New Delhi: Union Finance Minister Nirmala Sitharaman on Sunday announced plans in the Union Budget 2026–27 to rationalise provisions for provident fund (PF) trusts, aiming to simplify employer contributions and reduce legal anomalies. The move is expected to promote ease of doing business, lower compliance burden, and bring clarity on tax matters related to PF contributions.

What changes are coming to PF contributions?

Currently, some PF trusts recognised by the Employees’ Provident Fund Organisation (EPFO) and the Income Tax Department have parity- and percentage-based limits on employer contributions. This often leads to higher management officials taking large tax benefits, while creating administrative complexity.
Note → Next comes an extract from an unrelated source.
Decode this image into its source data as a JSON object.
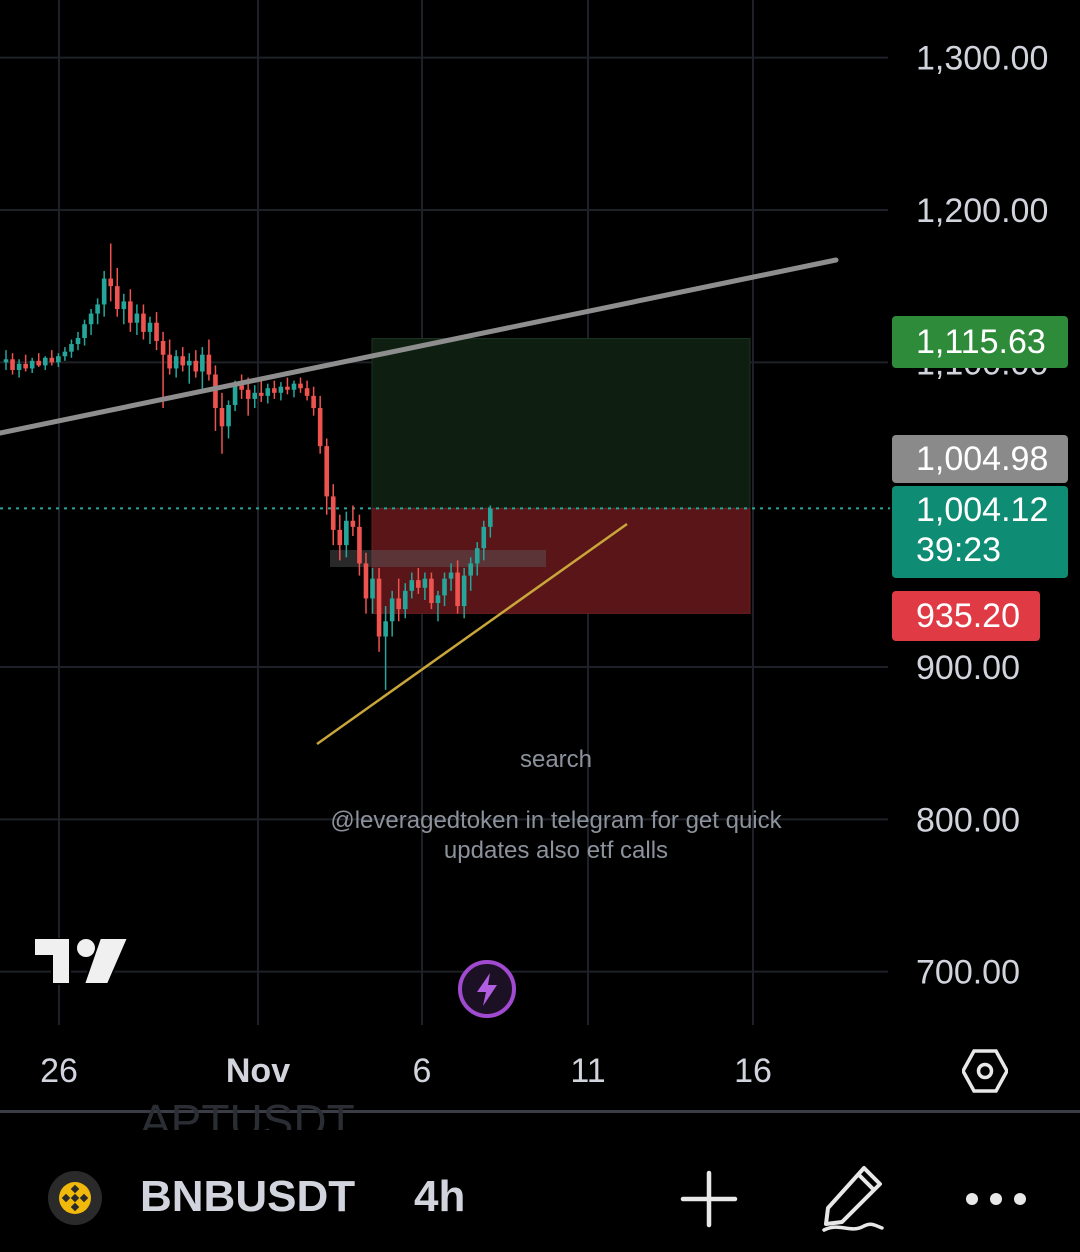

Sitharaman said in her Budget speech, "It is proposed to amend Schedule XI to rationalise the provisions relating to recognised provident funds by deleting parity-based and percentage-based limits on employer contributions, removing salary-linked relaxations and shareholder-based distinctions, aligning eligibility for recognition with exemption under section 17 of the Employees' Provident Funds and Miscellaneous Provisions Act, 1952, and modifying investment related provisions to remove rigid statutory caps inconsistent with prevailing EPFO norms."

The new system will:

  • Remove rigid limits on employer contributions to PF trusts
  • Align PF contributions with EPFO norms
  • Provide a single regulatory framework for PF trusts
  • Reduce compliance and litigation risks for employers
  • Clarify tax treatment for employer contributions

How will this affect employees and employers?

Employers: Easier administration, lower compliance burden, and fewer legal complications

Employees: Contributions remain secure and aligned with EPFO standards, while tax benefits are clearly defined

This proposal is part of the government’s broader effort to streamline financial regulations, improve ease of doing business, and reduce litigation, especially for high-salary management employees.